Santiago Arzobispo Julian BarrioMons. Julián Barrio       Queridos diocesanos: Con este lema “Renace la alegría”, la Iglesia nos llama en la Jornada Misionera Mundial a recordar nuestro compromiso misionero, sabedores de que el anuncio de Cristo conlleva nacer y renacer la alegría1. El papa Francisco en su Mensaje nos dice que esta Jornada “es también un momento para reavivar el deseo y el deber moral de la participación gozosa en la misión ad gentes”2.

El misionero al proclamar el Evangelio va sembrando la paz, el amor, la justicia, la libertad y la educación, y con ello la alegría que “llena el corazón y la vida entera de los que se encuentran con Jesús”3. Todos los discípulos de Jesús estamos llamados a cultivar la alegría de la evangelización que alegra el corazón del hombre. “El gran riesgo del mundo actual, con su múltiple y abrumadora oferta de consumo, es una tristeza individualista que brota del corazón cómodo y avaro, de la búsqueda enfermiza de placeres superficiales, de la conciencia aislada. Cuando la vida interior se clausura en los propios intereses, ya no hay espacio para los demás, ya no entran los pobres, ya no se escucha la voz de Dios, ya no se goza la dulce alegría de su amor, ya no palpita el entusiasmo por hacer el bien. Los creyentes también corren ese riesgo, cierto y permanente”4. Es necesario encontrarnos con el Señor. El encuentro con Él siempre produce alegría y ofrece los cauces para dar sentido a la vida. “Al que arriesga, el Señor no lo defrauda, y cuando alguien da un pequeño paso hacia Jesús, descubre que Él ya esperaba su llegada con los brazos abiertos”5. Esto genera el mejor clima para que surjan las vocaciones para la evangelización. Quien ha encontrado a Cristo siente la necesidad de manifestarlo a los demás como hicieron los apóstoles. “Donde hay alegría, fervor, deseo de llevar a Cristo a los demás, surgen las verdaderas vocaciones. Entre estas no deben olvidarse las vocaciones a la misión”6

La identidad de la Iglesia es misionera. “La misión renueva la Iglesia, refuerza la fe y la identidad cristiana, da nuevo entusiasmo y nuevas motivaciones. La fe se fortalece dándola”7. Se nos llama a evangelizar, sabiendo que necesitamos ser evangelizados si queremos cumplir la misión de evangelizar como permanente tensión de vivir y transmitir el evangelio que han de sentir y vivir los de cerca, los destinatarios de la actividad ordinaria de evangelización en nuestras comunidades cristianas. Los de cerca no pueden ni deben vivir una fe rutinaria, acomodaticia, ramplona, cansina o aburrida. No se puede hablar de evangelización sin una disposición sincera de conversión. La nueva evangelización ha de orientarse también a los de lejos, a las personas que se han ido alejando de la Iglesia y viven sumidas en un profundo analfabetismo religioso sin tener en cuenta las praxis cristianas. La Jornada Misionera Mundial pone ante nuestra consideración la misión ad gentes para ir al encuentro de los que no conocen a Cristo ni su mensaje de salvación.

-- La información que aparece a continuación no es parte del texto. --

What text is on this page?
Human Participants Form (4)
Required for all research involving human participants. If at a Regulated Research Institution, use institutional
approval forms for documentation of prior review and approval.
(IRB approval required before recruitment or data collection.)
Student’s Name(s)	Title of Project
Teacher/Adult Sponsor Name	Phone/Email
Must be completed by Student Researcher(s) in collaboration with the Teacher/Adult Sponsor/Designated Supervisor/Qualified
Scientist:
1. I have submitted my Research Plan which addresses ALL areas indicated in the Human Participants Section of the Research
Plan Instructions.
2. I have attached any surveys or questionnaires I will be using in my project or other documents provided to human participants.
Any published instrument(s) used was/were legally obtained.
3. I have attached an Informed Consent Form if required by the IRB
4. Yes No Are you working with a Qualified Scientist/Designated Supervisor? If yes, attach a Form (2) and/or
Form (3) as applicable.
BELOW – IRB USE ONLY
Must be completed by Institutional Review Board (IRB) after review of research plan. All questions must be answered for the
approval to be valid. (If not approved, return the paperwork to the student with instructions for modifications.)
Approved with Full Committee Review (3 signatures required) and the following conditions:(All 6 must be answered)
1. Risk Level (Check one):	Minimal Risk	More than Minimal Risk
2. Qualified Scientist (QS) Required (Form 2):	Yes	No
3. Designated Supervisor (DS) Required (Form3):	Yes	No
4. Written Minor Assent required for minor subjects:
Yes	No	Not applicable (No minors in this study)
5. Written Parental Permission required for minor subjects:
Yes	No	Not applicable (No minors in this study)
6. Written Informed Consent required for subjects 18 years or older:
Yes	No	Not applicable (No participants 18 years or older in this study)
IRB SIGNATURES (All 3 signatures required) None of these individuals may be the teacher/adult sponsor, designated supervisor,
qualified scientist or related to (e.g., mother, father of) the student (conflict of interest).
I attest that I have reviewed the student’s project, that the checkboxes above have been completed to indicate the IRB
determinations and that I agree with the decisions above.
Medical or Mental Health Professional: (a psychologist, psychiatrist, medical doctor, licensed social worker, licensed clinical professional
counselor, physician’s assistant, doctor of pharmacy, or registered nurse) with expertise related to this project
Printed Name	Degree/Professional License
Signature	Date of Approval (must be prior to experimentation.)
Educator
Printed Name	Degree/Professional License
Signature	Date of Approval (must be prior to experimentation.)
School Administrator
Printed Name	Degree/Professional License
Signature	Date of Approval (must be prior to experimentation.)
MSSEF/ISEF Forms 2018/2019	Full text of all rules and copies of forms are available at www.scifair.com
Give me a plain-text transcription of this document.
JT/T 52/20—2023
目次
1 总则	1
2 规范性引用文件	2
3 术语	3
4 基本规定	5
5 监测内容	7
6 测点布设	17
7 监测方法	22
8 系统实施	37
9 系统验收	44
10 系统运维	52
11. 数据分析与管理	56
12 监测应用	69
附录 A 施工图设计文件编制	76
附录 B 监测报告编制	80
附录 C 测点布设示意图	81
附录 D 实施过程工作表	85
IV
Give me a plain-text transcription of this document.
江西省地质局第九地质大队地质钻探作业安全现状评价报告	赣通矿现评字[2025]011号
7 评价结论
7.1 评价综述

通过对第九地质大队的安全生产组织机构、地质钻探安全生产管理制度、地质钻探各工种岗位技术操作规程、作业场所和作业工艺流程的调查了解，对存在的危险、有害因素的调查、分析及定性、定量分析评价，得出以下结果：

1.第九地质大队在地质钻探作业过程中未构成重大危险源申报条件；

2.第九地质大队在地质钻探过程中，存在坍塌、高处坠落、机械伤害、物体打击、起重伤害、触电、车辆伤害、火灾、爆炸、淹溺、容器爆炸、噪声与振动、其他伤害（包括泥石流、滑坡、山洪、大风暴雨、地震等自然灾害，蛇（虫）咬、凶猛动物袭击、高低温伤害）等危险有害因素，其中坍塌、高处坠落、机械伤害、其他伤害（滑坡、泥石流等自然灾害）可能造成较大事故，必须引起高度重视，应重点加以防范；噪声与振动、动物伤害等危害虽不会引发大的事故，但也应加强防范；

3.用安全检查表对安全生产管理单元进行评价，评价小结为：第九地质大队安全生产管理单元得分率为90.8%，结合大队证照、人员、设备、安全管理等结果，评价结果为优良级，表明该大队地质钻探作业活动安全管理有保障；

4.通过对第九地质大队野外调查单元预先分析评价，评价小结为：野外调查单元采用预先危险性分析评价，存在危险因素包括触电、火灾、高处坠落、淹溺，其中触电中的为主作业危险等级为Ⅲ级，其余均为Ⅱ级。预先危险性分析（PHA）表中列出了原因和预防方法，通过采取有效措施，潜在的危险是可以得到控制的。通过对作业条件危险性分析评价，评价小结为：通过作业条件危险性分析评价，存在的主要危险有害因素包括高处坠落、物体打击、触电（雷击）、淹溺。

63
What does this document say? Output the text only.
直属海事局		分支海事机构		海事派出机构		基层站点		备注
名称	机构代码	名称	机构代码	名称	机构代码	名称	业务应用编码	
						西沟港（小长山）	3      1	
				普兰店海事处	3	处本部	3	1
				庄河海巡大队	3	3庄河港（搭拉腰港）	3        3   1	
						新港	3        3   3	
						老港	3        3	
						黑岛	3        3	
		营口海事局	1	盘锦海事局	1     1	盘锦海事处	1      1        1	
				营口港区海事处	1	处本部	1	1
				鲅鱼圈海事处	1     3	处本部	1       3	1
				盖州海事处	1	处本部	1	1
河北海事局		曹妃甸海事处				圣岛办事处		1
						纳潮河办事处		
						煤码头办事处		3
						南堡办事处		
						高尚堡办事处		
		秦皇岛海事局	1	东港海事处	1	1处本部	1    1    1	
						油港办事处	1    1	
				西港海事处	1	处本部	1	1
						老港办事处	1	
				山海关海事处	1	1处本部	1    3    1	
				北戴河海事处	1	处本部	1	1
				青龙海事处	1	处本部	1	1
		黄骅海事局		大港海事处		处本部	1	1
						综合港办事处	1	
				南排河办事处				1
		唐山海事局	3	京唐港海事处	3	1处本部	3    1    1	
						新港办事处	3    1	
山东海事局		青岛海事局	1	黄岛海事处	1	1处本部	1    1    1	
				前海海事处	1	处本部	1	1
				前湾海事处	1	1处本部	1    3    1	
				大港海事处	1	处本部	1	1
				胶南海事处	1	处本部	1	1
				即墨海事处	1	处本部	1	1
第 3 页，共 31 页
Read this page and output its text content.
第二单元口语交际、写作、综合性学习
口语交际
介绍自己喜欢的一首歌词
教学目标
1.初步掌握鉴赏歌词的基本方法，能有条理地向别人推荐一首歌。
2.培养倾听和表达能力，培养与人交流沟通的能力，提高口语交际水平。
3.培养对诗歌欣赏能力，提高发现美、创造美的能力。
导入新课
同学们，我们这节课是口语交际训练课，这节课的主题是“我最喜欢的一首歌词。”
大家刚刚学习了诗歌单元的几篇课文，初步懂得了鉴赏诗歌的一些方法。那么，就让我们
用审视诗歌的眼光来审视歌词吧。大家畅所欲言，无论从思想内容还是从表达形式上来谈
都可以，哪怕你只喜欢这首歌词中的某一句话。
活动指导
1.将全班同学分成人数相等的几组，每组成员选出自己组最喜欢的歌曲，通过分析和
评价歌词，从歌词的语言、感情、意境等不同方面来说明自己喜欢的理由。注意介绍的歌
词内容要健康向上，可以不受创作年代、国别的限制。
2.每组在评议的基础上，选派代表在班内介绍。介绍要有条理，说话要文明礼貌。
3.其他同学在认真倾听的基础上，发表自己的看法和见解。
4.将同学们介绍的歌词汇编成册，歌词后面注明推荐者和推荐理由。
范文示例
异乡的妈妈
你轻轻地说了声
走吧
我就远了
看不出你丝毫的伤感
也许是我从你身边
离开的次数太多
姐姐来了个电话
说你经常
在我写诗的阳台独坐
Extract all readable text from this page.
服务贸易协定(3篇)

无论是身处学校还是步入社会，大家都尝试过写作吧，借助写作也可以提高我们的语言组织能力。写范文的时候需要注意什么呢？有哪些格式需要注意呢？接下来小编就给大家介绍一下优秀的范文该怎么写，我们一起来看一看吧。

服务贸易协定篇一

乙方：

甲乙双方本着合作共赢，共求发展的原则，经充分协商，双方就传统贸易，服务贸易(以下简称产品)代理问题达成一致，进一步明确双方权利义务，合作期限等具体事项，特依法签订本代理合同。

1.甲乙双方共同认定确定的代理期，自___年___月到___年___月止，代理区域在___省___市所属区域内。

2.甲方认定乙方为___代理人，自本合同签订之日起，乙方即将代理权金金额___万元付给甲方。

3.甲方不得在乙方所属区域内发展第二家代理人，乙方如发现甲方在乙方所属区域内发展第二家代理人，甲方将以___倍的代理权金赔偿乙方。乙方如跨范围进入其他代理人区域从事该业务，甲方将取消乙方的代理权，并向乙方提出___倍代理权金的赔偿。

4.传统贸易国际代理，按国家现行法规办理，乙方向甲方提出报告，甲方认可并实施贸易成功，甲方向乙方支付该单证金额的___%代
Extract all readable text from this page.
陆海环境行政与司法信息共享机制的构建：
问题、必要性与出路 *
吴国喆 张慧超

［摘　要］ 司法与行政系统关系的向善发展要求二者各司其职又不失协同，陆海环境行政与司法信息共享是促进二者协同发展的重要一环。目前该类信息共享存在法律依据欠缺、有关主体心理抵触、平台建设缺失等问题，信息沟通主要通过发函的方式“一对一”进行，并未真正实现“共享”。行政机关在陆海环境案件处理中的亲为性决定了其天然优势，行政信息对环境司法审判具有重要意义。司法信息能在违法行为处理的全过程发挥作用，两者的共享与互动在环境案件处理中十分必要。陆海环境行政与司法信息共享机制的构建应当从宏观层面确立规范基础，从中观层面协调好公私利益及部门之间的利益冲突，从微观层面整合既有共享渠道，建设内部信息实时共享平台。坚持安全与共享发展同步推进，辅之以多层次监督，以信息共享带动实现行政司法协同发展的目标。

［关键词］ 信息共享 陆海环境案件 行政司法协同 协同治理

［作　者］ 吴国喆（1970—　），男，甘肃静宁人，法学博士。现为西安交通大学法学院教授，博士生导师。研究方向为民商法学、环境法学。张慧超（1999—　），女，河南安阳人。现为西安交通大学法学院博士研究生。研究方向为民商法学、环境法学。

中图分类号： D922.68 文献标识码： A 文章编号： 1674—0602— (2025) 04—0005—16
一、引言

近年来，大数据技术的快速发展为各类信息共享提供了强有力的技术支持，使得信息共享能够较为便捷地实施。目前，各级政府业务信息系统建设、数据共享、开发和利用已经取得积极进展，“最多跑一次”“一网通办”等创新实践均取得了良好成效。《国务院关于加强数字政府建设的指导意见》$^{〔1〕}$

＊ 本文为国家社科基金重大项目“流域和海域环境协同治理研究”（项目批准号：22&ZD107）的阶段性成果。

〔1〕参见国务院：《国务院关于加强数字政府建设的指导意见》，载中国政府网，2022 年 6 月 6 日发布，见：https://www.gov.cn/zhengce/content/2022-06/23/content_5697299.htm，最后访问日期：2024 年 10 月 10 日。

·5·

Es urgente dar a conocer a la persona el origen de la propia dignidad. En este sentido escribía Pablo VI: “La Jornada Mundial de las Misiones pone de relieve hoy precisamente una voz, un llamamiento urgente: es la voz de los pueblos que piden luz, verdad y gracia; es la voz de los heraldos del Evangelio que piden ayuda y sustento; son voces de hijos que se elevan al Padre común”. Tenemos el deber de anunciar el Evangelio con un estilo pastoral sereno, humilde y confiado “sin excluir a nadie, no como quien impone una nueva obligación sino como quien comparte una alegría, señala un horizonte bello, ofrece un banquete deseable. La Iglesia no crece por proselitismo sino por atracción”8

“¡Qué hermosos son sobre los montes los pies del mensajero que proclama la paz, que anuncia la buena noticia, que pregona la justicia, que dice a Sión: Tu Dios reina” (Is 52,7). Este es el ejemplo que nos dan los misioneros hasta entregar su vida como así lo hemos comprobado en estos últimos días con el testimonio de Miguel Pajares, Manuel García Viejo y de tantos otros cuyos nombres desconocemos. Nuestro agradecimiento a todos los misioneros y misioneras y a todas las personas que les acompañan en el compromiso de anunciar el Evangelio, asegurándoles nuestra oración, ayudando económicamente según nuestras posibilidades y apoyando las vocaciones misioneras. Es siempre hermoso salir al encuentro de los demás para anunciar a Cristo. El Papa nos dice: “Os invito a sumergiros en la alegría del Evangelio y a alimentar un amor capaz de iluminar vuestra vocación y vuestra misión”9.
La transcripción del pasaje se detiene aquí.